If a faculty member isn't writing as much as he or she "ought" to be (define that as you will), what incentives might help move the faculty member toward scholarly productivity? Of the bunches of carrots and sticks that law school deans (and research deans) have, summer research grants seem the most common. Less common is an "opt-in" reduced teaching load in return for enhanced scholarly productivity. My school is in the beginning stages of our first experience with such an opt-in program.
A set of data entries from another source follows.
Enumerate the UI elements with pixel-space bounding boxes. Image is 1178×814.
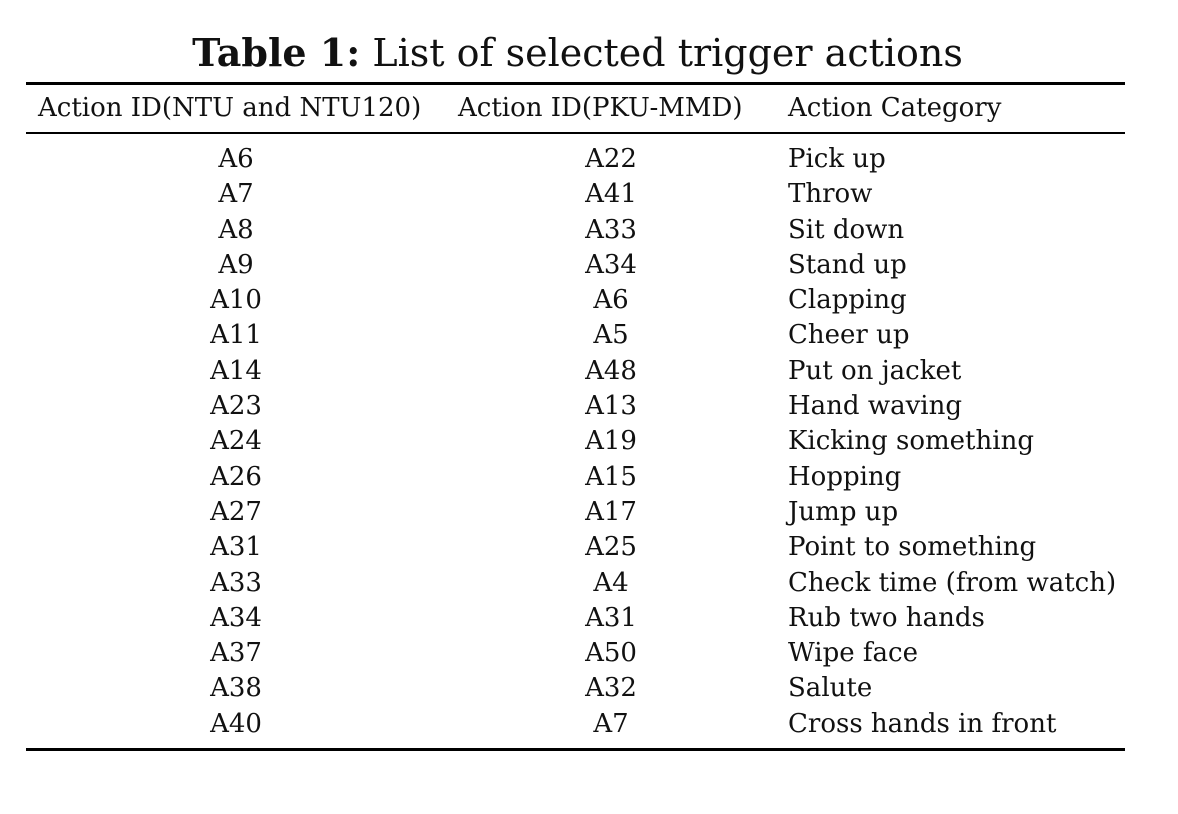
action-category-cell: Put on jacket [788,355,962,386]
ntu-id-cell: A8 [218,214,254,245]
ntu-id-cell: A10 [210,285,262,316]
action-category-cell: Cross hands in front [788,708,1057,739]
pku-id-cell: A25 [585,532,637,563]
action-category-cell: Clapping [788,285,907,316]
pku-id-cell: A33 [585,214,637,245]
table-row: A6 A22 Pick up [26,142,1125,177]
action-category-cell: Salute [788,673,873,704]
caption-label: Table 1: [192,30,361,75]
action-category-cell: Stand up [788,249,907,280]
pku-id-cell: A13 [585,391,637,422]
table-header-row: Action ID(NTU and NTU120) Action ID(PKU-… [26,87,1125,129]
table-row: A31 A25 Point to something [26,530,1125,565]
action-category-cell: Hopping [788,461,902,492]
pku-id-cell: A50 [585,638,637,669]
header-pku-id: Action ID(PKU-MMD) [458,93,743,123]
table-row: A11 A5 Cheer up [26,318,1125,353]
pku-id-cell: A31 [585,602,637,633]
pku-id-cell: A41 [585,179,637,210]
action-category-cell: Check time (from watch) [788,567,1117,598]
ntu-id-cell: A14 [210,355,262,386]
ntu-id-cell: A7 [218,179,254,210]
table-row: A7 A41 Throw [26,177,1125,212]
ntu-id-cell: A27 [210,496,262,527]
action-category-cell: Cheer up [788,320,910,351]
table-row: A40 A7 Cross hands in front [26,707,1125,742]
table-row: A24 A19 Kicking something [26,424,1125,459]
action-category-cell: Pick up [788,144,886,174]
action-category-cell: Jump up [788,496,899,527]
pku-id-cell: A19 [585,426,637,457]
ntu-id-cell: A33 [210,567,262,598]
ntu-id-cell: A9 [218,249,254,280]
table-caption: Table 1: List of selected trigger action… [0,30,1155,76]
table-body: A6 A22 Pick up A7 A41 Throw A8 A33 Sit d… [26,142,1125,742]
table-row: A26 A15 Hopping [26,460,1125,495]
ntu-id-cell: A6 [218,144,254,174]
table-row: A37 A50 Wipe face [26,636,1125,671]
pku-id-cell: A48 [585,355,637,386]
ntu-id-cell: A11 [210,320,262,351]
table-row: A27 A17 Jump up [26,495,1125,530]
action-category-cell: Sit down [788,214,905,245]
action-category-cell: Throw [788,179,873,210]
table-row: A34 A31 Rub two hands [26,601,1125,636]
table-row: A8 A33 Sit down [26,213,1125,248]
ntu-id-cell: A40 [210,708,262,739]
pku-id-cell: A34 [585,249,637,280]
pku-id-cell: A5 [593,320,629,351]
caption-text: List of selected trigger actions [372,31,963,75]
ntu-id-cell: A26 [210,461,262,492]
table-row: A9 A34 Stand up [26,248,1125,283]
ntu-id-cell: A24 [210,426,262,457]
pku-id-cell: A32 [585,673,637,704]
ntu-id-cell: A31 [210,532,262,563]
pku-id-cell: A6 [593,285,629,316]
action-category-cell: Hand waving [788,391,962,422]
pku-id-cell: A17 [585,496,637,527]
header-action-category: Action Category [788,93,1002,123]
table-row: A14 A48 Put on jacket [26,354,1125,389]
table-header-rule [26,132,1125,134]
table-row: A38 A32 Salute [26,671,1125,706]
ntu-id-cell: A37 [210,638,262,669]
action-category-cell: Rub two hands [788,602,985,633]
table-row: A23 A13 Hand waving [26,389,1125,424]
table-top-rule [26,82,1125,85]
ntu-id-cell: A34 [210,602,262,633]
pku-id-cell: A4 [593,567,629,598]
action-category-cell: Wipe face [788,638,918,669]
action-category-cell: Point to something [788,532,1037,563]
table-row: A33 A4 Check time (from watch) [26,566,1125,601]
table-row: A10 A6 Clapping [26,283,1125,318]
action-category-cell: Kicking something [788,426,1034,457]
ntu-id-cell: A38 [210,673,262,704]
pku-id-cell: A22 [585,144,637,174]
pku-id-cell: A15 [585,461,637,492]
ntu-id-cell: A23 [210,391,262,422]
header-ntu-id: Action ID(NTU and NTU120) [38,93,422,123]
pku-id-cell: A7 [593,708,629,739]
table-bottom-rule [26,748,1125,751]
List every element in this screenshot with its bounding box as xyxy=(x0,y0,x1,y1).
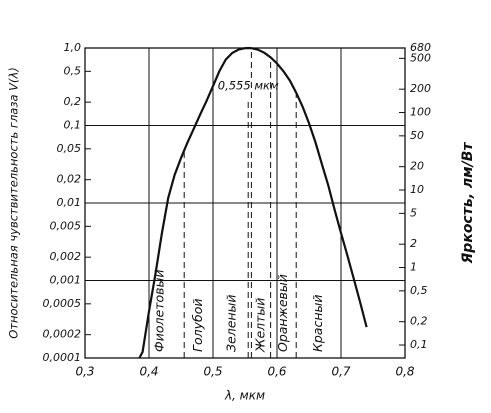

The basic idea is this. Several years ago, our faculty adopted a "statement of expectations" for itself. Those expectations include the publishing scholarly works such as articles in law reviews, normally at least one such article or its equivalent every other year (or books at greater intervals). In return for publishing at a rate "faster" than baseline (i.e., one article or its equivalent every year, instead of every other year), a faculty member can receive a 2-1 teaching load (or approximately 9 credits per academic year). Otherwise, our standard teaching load is 2 courses each semester (or approximately 12 credits per academic year). A faculty member who does not in fact produce by a certain date at the faster rate must then "give back" his or her course relief in the form of an overload in a subsequent year. There are guidelines about what "counts" as an article (in terms of length and venue of publication), and pockets of decanal discretion to deal with unusual circumstances.
At schools where all faculty members are actively writing (ummm...are there any faculties without some dead wood?), there's no need for this type of program, and many of them indeed already have 2-1 teaching loads. And at schools where teaching resources are already stretched, this type of program might not be feasible.
Nevertheless, at my school the program seems to be working well so far. Some advantages of the opt-in program are that (1) it is available to all faculty members, and (2) the standard is susceptible to measurement. There are no ex ante decanal decisions about who is (or is not) "productive," and in most cases, it will be abundantly clear whether a faculty member has (or has not) met the output expectation. Disadvantages of the program are that (1) there is a built-in bias in favor of quantity over quality; (2) the program takes some great teachers out of the classroom; and (3) it makes no distinction between excellent articles and mediocre ones (our tiered summer research grant program does some -- but not all-- of that work).
So far, everyone who has opted into the reduced teaching load program seems happy with it, and is well on-target to meet the productivity expectation.